Bulbs are some of the easiest garden plants to grow, needing only well-drained soil and some sunshine. As a general rule, plant bulbs two to three times their own depth and around two bulb widths apart. It's important to plant bulbs with its top facing upwards. If unsure, plant the bulb on its side. Replace the soil after planting, breaking down any large clumps and firm gently, making sure there are no air spaces around the bulbs.




Naturalise bulbs in lawns by taking a handful and dropping from waist height.
Plant where they land with a strong trowel or bulb planter - these are ideal for digging into heavy clay soil. To use, push the cylindrical blade down, twist and pull up a plug of soil. Drop the bulb in, flattest side down, and crumble the plug into the hole.
In order to save time, try planting a large number of small bulbs by lifting a piece of turf and planting a group of bulbs in the soil.




Bulbs in pots need more care than those in soil. Keep the compost moist and protect from frost by wrapping with bubble wrap over winter. Cover with a piece of chicken wire to prevent squirrels, mice and voles from digging them out. Remove it when shoots appear.


🌷 Ranunculus ( Persian Buttercup )  

Ranunculus corms ( often called bulbs ) are brilliant for adding colour to pots and borders. They will flower for around 6 weeks either early Autumn or late Spring and are grown on short stems with lovely Green foliage. After flowering they will die back, however the corms can be dried and replanted the following season.  
Before planting the corms should be soaked for several hours in water. Plant them with the ‘Claws’ facing downwards 5 cm deep and 10 cm apart. Once growth has appeared water regularly but make sure not to over-water.
Once buds appear you can feed every 10 - 14 days. Ranunculus make excellent cut flowers and you can cut them just before blooms open.


🌷 Amaryllis

Amaryllis are a very easy to grow bulb. And with some simple steps to planting and growing here, we are confident of giving you some exuberance and beauty to your house in those darker winter days.

Simply plant your bulbs in good quality potting soil, water regularly and provide bright but not direct light.

Nearly all varieties will take 6 to 8 weeks before they start to bloom, sometimes up to 12 weeks.

Plant each Amaryllis bulb in a large and sturdy enough pot. Make sure the bulb is pointed-end-up. Place the soil gently around the bulb so one third of the bulb lies above the soil line.

Water sparingly until you see about 2" of new growth.
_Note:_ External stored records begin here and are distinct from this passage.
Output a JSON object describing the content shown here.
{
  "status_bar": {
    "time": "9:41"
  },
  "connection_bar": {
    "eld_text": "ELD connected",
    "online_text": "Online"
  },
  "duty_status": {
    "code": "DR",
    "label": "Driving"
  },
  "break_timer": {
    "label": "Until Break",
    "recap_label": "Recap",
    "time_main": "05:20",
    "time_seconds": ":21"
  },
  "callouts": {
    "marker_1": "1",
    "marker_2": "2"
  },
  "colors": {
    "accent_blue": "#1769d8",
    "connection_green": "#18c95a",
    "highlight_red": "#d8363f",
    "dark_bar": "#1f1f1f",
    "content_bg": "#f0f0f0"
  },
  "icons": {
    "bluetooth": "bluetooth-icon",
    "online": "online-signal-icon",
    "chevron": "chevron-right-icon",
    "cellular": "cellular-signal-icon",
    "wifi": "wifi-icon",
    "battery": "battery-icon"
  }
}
From then on, water regularly. As the plant grows, turn the pot every now and then to encourage the flower stalks to grow straight. You may want to support the stems with small sticks to keep them upright as they grow.

Once the flowers have faded, cut the stem down to the base of the bulb. Continue to water the bulb regularly and provide it with sunlight. With proper care, the bulb will store energy for the next blooming cycle.